Mungkin dia lelah melihatku mondar-mandir seperti menunggu istri yang sedang lahiran. Aku mengabaikan wajah khawatir itu.
"Emang kita tampilnya jam sembilan malam tapi kalo gua nggak lihat tuh baju rasanya belum tenang." Seruku.
Kali ini aku memilih duduk, capek juga berdiri dari jam dua tadi. Mungkin aku memang harus bersabar demi sebuah ketenangan.
"Elu nggak makan sore, Lian?" Tanya Kuza saat aku menyandarkan punggungku disandaran kursi.

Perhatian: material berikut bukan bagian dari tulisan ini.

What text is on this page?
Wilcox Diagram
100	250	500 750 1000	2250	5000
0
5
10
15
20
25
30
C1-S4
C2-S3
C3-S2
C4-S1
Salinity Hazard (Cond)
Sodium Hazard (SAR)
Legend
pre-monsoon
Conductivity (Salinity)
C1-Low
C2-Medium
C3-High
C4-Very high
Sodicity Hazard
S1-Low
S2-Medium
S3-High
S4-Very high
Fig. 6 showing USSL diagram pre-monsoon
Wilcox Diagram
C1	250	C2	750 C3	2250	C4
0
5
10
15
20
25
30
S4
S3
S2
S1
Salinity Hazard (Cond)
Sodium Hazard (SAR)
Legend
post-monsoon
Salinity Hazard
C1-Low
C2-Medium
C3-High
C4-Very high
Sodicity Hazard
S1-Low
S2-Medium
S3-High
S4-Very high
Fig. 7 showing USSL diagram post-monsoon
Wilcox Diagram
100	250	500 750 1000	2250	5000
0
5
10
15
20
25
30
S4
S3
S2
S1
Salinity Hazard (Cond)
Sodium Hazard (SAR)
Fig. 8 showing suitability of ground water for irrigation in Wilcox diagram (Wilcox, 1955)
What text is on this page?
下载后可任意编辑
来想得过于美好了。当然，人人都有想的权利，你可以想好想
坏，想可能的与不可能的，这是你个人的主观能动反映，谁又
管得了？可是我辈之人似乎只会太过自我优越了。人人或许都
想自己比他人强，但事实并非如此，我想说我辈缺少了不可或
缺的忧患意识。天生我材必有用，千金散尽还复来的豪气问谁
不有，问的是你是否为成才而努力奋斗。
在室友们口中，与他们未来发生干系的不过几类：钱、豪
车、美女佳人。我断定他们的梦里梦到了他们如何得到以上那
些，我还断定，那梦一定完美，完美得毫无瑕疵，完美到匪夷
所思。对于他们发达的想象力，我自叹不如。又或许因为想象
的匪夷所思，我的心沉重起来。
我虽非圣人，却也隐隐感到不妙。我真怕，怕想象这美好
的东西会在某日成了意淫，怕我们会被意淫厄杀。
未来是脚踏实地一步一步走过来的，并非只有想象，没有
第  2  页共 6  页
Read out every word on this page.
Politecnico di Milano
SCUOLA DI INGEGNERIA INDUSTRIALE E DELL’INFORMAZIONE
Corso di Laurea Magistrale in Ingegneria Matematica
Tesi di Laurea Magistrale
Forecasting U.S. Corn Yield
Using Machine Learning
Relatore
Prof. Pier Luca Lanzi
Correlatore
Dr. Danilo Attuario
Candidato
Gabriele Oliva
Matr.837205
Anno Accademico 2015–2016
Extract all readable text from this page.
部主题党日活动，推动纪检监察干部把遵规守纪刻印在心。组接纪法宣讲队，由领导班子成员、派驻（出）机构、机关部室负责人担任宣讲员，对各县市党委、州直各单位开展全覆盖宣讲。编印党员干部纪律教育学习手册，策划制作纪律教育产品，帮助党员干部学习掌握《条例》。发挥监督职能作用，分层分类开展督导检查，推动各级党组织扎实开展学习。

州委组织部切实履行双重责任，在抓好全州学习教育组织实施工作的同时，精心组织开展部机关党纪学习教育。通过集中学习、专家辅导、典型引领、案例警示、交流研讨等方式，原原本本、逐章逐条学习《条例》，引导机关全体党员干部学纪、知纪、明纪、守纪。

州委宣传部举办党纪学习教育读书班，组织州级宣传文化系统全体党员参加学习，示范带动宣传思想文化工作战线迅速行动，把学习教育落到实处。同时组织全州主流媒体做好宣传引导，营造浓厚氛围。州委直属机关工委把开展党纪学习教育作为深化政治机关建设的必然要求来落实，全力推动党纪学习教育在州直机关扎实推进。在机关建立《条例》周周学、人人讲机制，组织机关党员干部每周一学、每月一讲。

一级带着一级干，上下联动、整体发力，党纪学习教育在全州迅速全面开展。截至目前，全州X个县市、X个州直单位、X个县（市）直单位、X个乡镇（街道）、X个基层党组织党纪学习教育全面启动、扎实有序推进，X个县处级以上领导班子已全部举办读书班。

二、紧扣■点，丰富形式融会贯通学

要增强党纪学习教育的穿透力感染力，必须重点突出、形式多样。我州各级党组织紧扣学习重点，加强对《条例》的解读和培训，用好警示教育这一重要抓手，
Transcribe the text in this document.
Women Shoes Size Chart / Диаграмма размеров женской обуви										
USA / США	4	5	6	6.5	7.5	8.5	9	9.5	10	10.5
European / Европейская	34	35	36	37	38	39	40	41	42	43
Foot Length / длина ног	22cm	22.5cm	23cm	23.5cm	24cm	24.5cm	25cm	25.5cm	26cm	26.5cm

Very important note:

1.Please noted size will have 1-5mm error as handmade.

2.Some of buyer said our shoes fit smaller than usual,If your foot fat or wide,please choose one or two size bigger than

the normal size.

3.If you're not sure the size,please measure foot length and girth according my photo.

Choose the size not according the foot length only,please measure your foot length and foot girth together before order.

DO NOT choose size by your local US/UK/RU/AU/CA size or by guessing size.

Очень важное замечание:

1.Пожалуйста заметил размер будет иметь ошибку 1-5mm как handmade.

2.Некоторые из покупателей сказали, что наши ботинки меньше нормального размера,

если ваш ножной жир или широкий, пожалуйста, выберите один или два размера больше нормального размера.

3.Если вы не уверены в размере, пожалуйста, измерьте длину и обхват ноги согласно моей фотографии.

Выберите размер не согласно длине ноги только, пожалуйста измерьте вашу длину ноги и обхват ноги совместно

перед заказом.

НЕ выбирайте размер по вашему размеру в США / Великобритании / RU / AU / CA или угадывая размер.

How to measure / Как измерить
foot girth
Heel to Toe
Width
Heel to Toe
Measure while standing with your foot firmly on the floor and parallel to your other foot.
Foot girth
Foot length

"Gimana gua bisa makan kalo otak gua masih sibuk mikirin baju buat manggung." Ucapku dengan lesu.
"Gua juga bingung Lian gimana bantu elu. Kita sedari tadi sibuk buat mastiin kalo acara kita nggak ada yang kurang." Kuza menghela napas, ia merasa bersalah karena tak bisa menjaga amanah dariku sebelumnya.
"Sudahlah, gua mau tidur bentar." Aku menyerah, mencoba untuk pasrah.
"Oke, ntar gua bangunin."
Aku memejamkan mata, mencoba menjauhkan pikiran dari semua kegelisahan. Mencari mimpi yang bisa menenangkan hati.
Rasanya hangat, aku merasakan hembusan angin menyapa telingaku dan perlahan merasakan sesuatu yang hangat menempel disana.
Aku terkesiap, menoleh dengan cepat. Terkejut melihat siapa yang saat ini duduk disampingku. Tersenyum dengan aura hitamnya yang gahar.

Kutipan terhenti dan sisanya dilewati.